Uyku sırasında yumuşak damak, dil ve boğaz kaslarının gevşemesinin ileri boyutlara ulaşabileceğini belirten uzmanlar, bu durumda negatif basıncın solunum yolunu kapatabileceği ve hastanın nefesinin durabileceği uyarısında bulunuyor. Uzmanlar, bu sorunun çözülmesi için öncelikle kilo kontrolünün sağlanması, yatakta sırt üstü yatılmaması, çözüm elde edilememesi halinde ise diğer tedavi seçeneklerine başvurulması ve sorunun giderilmesi gerektiğini belirtiyor.
Gazi Üniversitesi Tıp Fakültesi KBB Hastalıkları Anabilim Dalı Öğretim Üyesi Prof. Dr. Fikret İleri, yaptığı açıklamada, horlamanın uyku sırasında gürültülü solunum olarak tanımlanabileceğini söyledi. Erişkinlerin % 50’sinin zaman zaman, % 25’inin ise sürekli horladığını; 65 yaşından sonra erkeklerin % 70’inde, kadınların ise % 56’sında horlama ve uyku apnesi görüldüğünü belirten İleri, burun tıkanıklığının horlamayı ve uyku apnesini alevlendirdiğini ifade etti.
Horlamanın ciddi bir sosyal sorun olduğunu dile getiren İleri, yaşamın neredeyse üçte birinin uykuyla geçtiğini düşünüldüğünde horlayan kişinin partneri için gecenin kabusa dönüşebildiğini söyledi. İleri, bu nedenle horlayan kişinin doktora genellikle partnerlerinin baskısı ile geldiğini ifade ederek, horlamanın özellikle erişkinlerde yaşla birlikte arttığını, erkeklerde daha fazla görülürken ileri yaşlarda kadınlarda da bu oranın erkeklere yaklaştığını belirtti.

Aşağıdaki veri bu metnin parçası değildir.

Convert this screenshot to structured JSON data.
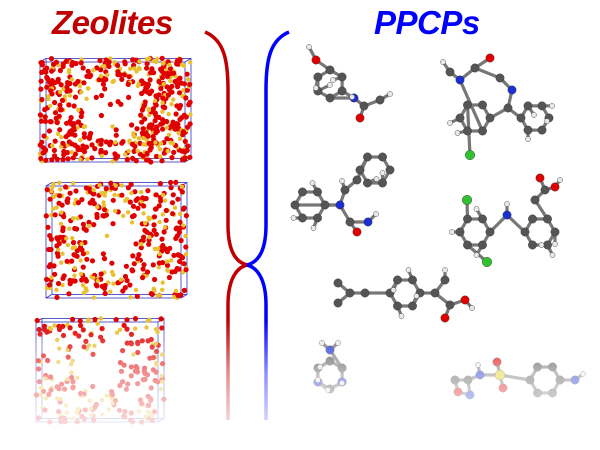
{
  "left_title": "Zeolites",
  "right_title": "PPCPs",
  "colors": {
    "zeolites": "#c00000",
    "ppcps": "#0000ff",
    "oxygen": "#e00000",
    "silicon": "#e8c030",
    "carbon": "#555555",
    "hydrogen": "#e8e8e8",
    "nitrogen": "#1c2fd0",
    "chlorine": "#30c030",
    "sulfur": "#e0d020",
    "cell_edge": "#3030c0"
  }
}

“Pijamaya tenis topu dikilmeli”
İleri’nin verdiği bilgiye göre, basit horlama tedavisi için öncelikle kilo kontrolünün sağlanması gerekiyor. Çünkü, horlayan ve apnesi olan kişilerin büyük çoğunluğunu fazla kilolu kişiler oluşturuyor. Sırtüstü yatış pozisyonu horlamayı artırıyor. Bu nedenle yan ve yüzüstü yatılması gerekiyor.

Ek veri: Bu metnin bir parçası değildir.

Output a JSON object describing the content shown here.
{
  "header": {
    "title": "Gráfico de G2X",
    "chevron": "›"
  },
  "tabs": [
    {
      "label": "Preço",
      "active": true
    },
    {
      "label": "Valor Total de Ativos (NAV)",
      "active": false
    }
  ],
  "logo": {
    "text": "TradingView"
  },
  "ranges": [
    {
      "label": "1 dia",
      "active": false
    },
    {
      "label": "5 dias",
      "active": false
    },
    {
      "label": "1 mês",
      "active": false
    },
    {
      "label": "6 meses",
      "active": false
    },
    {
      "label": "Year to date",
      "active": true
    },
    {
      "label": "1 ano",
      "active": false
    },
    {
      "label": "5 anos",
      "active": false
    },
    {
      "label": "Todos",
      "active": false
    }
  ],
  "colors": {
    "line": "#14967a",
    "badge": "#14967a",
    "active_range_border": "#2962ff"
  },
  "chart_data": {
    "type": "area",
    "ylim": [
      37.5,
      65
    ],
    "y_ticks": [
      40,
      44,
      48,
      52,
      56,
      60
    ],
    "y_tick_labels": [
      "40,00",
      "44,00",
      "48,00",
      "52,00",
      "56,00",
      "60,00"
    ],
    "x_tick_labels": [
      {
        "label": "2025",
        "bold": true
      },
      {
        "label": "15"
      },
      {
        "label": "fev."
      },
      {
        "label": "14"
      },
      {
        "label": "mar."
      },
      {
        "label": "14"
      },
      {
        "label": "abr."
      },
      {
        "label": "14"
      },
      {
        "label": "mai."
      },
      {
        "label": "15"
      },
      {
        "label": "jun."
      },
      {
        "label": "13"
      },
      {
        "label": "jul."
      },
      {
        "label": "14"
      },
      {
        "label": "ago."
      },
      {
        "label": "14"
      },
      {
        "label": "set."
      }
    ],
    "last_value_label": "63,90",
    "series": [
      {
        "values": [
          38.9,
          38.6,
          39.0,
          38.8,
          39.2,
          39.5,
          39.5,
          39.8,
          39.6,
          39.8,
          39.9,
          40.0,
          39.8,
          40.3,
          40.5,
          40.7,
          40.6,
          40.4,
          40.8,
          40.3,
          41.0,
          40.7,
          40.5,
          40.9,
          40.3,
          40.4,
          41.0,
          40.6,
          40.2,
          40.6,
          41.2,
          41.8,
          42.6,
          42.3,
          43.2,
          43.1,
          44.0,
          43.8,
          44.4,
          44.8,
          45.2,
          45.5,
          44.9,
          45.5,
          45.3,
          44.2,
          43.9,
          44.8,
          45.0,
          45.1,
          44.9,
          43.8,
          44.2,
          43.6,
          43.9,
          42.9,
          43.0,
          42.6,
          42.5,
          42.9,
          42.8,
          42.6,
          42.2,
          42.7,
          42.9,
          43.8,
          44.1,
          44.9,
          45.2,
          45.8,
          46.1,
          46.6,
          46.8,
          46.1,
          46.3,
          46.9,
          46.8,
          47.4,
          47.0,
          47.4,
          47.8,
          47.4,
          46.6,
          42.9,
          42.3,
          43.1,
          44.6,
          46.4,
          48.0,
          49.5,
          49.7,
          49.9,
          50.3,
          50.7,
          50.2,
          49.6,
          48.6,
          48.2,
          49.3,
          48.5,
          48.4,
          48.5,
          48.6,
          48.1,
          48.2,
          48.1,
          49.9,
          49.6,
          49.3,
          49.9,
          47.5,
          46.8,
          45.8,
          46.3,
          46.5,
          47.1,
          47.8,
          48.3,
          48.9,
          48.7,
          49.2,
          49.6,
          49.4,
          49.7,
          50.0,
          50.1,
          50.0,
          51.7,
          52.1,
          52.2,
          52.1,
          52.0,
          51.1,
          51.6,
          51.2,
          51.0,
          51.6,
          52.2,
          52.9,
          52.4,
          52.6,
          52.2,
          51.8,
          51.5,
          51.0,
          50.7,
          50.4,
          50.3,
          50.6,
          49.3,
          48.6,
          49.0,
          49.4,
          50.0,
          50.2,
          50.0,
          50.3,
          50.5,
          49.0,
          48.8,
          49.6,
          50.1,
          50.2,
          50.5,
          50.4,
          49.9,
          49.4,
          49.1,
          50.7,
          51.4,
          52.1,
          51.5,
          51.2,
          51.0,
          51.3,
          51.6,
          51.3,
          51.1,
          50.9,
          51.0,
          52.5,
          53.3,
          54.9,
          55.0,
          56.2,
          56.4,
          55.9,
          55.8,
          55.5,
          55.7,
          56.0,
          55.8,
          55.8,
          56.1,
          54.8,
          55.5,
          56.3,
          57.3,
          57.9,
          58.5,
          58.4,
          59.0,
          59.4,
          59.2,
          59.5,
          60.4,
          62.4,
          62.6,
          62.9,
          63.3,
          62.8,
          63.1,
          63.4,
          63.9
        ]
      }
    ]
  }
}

Uyku sırasında bu pozisyonu koruyabilmek için pijamanın sırt veya bel kısmına tenis topu dikilmesi tavsiye ediliyor. Tedbirlere rağmen düzelmeyen hastalarda, hastanın gereksinime ve hekimin deneyimine göre tedavi seçeneklerinin uygulanması gündeme geliyor. Bunlar arasında diş ve damak aparatları bir seçenek olarak sunuluyor. Bunlar, horlamaya engel olması için, çene ve dil pozisyonunu ayarlayarak hava yolunu açık tutmayı amaçlayan, her gece uykuda ağza takılması gereken ve hastaya özel üretilen protezleri içeriyor.